What does the report include?
This new report, based on a workshop co-hosted by UNEP-WCMC, the National Geographic Society, Luc Hoffmann Institute, the NatureMap consortium, and the biodiversity hub of the Science-Based Targets Network, identifies some of the best available data, tools and approaches to support the design of ambitious goals for nature, and accurate ways to monitor their progress over the next decade.

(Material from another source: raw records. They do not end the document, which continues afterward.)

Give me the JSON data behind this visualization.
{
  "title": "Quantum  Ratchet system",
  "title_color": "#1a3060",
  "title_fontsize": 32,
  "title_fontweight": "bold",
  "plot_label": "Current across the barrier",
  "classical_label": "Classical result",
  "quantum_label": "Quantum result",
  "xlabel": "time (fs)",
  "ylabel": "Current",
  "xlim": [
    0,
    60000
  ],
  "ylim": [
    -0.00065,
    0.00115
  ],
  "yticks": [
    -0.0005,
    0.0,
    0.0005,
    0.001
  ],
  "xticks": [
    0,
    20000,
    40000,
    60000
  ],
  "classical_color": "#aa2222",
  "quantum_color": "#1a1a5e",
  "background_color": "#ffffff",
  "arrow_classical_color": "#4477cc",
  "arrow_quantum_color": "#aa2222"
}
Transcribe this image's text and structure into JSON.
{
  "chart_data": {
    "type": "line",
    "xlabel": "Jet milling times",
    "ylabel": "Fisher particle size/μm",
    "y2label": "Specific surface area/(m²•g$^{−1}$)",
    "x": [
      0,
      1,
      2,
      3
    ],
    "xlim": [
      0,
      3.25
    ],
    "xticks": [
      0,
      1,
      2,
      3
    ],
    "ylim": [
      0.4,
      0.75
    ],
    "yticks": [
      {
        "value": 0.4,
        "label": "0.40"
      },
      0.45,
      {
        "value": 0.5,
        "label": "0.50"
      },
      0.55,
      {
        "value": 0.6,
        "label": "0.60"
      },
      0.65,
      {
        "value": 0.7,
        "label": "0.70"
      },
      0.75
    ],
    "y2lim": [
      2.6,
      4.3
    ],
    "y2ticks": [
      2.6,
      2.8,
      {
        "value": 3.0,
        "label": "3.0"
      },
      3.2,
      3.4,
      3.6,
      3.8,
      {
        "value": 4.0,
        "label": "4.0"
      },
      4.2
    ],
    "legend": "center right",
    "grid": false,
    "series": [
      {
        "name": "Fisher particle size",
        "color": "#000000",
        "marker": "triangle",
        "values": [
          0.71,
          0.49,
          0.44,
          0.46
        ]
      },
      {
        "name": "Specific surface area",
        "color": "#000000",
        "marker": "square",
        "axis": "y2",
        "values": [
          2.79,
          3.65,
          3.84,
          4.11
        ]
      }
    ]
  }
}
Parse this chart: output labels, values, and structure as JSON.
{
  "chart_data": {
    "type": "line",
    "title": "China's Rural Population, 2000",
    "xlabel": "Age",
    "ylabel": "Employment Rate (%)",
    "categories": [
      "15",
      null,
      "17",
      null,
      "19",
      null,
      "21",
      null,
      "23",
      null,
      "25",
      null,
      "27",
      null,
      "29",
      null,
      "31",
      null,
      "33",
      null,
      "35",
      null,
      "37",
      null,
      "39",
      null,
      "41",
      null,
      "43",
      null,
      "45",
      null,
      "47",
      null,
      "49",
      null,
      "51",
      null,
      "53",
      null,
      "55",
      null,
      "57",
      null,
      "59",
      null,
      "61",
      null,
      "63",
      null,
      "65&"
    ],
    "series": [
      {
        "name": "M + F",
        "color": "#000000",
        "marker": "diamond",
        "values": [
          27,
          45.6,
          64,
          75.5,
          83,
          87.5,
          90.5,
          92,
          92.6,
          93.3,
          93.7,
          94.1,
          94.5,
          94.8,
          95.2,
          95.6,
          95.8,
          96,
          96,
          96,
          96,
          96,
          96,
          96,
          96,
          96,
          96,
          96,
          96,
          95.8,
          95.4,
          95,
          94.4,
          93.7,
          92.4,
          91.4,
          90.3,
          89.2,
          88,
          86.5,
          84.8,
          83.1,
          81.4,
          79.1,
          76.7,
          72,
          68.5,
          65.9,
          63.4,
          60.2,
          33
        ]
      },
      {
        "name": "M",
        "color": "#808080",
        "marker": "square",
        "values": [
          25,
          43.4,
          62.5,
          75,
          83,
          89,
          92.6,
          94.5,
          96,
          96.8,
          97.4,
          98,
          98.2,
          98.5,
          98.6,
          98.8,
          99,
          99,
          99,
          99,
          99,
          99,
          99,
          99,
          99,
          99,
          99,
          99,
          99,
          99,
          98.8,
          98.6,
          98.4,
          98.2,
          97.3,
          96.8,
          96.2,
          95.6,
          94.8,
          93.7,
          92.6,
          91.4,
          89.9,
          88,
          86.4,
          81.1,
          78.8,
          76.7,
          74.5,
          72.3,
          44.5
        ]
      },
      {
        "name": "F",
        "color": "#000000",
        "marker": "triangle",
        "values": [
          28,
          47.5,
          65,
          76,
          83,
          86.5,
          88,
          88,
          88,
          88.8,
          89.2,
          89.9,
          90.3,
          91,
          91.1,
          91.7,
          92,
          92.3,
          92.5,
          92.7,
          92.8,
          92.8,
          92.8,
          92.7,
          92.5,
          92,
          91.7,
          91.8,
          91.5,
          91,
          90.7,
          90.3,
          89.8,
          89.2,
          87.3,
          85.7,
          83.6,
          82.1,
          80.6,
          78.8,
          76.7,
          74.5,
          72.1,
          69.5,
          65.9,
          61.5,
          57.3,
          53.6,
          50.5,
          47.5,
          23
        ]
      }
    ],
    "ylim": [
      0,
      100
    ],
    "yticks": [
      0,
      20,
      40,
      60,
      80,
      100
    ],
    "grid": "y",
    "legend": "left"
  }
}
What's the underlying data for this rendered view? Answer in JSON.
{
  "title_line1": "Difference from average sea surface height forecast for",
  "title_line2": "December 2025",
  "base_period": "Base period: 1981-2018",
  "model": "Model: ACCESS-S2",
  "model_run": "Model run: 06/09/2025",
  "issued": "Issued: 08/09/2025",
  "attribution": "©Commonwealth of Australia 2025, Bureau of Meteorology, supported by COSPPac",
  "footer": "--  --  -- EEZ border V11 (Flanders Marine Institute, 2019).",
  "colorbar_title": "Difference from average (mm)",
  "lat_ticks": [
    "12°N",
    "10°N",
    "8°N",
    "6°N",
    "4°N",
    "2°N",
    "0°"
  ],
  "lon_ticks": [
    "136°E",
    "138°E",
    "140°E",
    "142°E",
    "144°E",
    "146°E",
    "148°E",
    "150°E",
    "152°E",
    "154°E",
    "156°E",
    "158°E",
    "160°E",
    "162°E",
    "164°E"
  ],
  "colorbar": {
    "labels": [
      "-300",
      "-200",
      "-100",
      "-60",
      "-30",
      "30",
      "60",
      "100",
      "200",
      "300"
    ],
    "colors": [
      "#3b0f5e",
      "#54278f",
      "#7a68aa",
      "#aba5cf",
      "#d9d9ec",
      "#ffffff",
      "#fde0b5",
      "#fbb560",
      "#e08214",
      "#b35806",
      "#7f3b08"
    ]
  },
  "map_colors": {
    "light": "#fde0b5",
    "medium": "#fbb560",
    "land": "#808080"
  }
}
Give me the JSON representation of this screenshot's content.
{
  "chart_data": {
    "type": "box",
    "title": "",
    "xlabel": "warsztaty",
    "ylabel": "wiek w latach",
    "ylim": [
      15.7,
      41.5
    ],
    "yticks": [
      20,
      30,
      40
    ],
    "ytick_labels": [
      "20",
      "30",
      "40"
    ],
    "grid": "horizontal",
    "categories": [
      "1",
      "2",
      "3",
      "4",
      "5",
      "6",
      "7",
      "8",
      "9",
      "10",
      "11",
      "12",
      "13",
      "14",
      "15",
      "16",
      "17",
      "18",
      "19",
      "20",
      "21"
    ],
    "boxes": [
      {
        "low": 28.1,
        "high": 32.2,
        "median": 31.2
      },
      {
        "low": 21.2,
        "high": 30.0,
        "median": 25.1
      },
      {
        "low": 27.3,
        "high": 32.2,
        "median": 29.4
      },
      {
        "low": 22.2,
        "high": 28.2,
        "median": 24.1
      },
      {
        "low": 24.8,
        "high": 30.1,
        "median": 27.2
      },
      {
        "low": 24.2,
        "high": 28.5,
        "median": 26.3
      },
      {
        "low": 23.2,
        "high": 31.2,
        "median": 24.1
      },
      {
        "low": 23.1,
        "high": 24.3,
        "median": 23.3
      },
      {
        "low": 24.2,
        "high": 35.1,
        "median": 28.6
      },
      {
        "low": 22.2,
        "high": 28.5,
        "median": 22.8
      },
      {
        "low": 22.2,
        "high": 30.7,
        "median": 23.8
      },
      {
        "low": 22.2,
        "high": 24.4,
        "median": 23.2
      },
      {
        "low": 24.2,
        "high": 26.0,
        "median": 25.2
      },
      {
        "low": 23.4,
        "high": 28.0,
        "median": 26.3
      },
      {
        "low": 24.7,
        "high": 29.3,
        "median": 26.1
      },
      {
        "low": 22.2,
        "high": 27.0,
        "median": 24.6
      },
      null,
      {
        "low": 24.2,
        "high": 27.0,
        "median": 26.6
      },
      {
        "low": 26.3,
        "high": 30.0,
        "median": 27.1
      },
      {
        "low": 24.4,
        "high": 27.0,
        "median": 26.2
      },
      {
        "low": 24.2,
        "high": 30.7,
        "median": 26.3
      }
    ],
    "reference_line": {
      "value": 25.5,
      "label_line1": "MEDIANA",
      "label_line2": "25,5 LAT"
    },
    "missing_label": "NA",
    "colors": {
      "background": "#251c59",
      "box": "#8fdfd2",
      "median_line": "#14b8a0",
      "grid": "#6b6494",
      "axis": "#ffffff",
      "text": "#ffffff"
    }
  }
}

As well as identifying some of the key scientific approaches that can inform the post-2020 global biodiversity framework, the report also:

  • raises several important issues related to current knowledge gaps,
  • emphasises the need to capture multiple dimensions of biodiversity,
  • provides linked worksheets on available spatial data on biodiversity, benefits to people, and threats to nature, available indicators to measure progress towards targets and proposed new targets published in the scientific literature
  • identifies existing data platforms to support implementation.

Professor Neil Burgess, Chief Scientist at UNEP-WCMC, said: "The next ten years will be absolutely critical for maintaining our living planet. A recent assessment on the global state of nature, the most comprehensive of its kind, found that up to 1 million species face extinction and that the decline of nature undermines progress towards 80% of the Sustainable Development Goals' assessed targets including ones relating to poverty, hunger, and health. It is clear that we must take urgent action, and agreeing ambitious, measurable, science-based goals and targets at the CBD meeting in China in 2020 is the first step."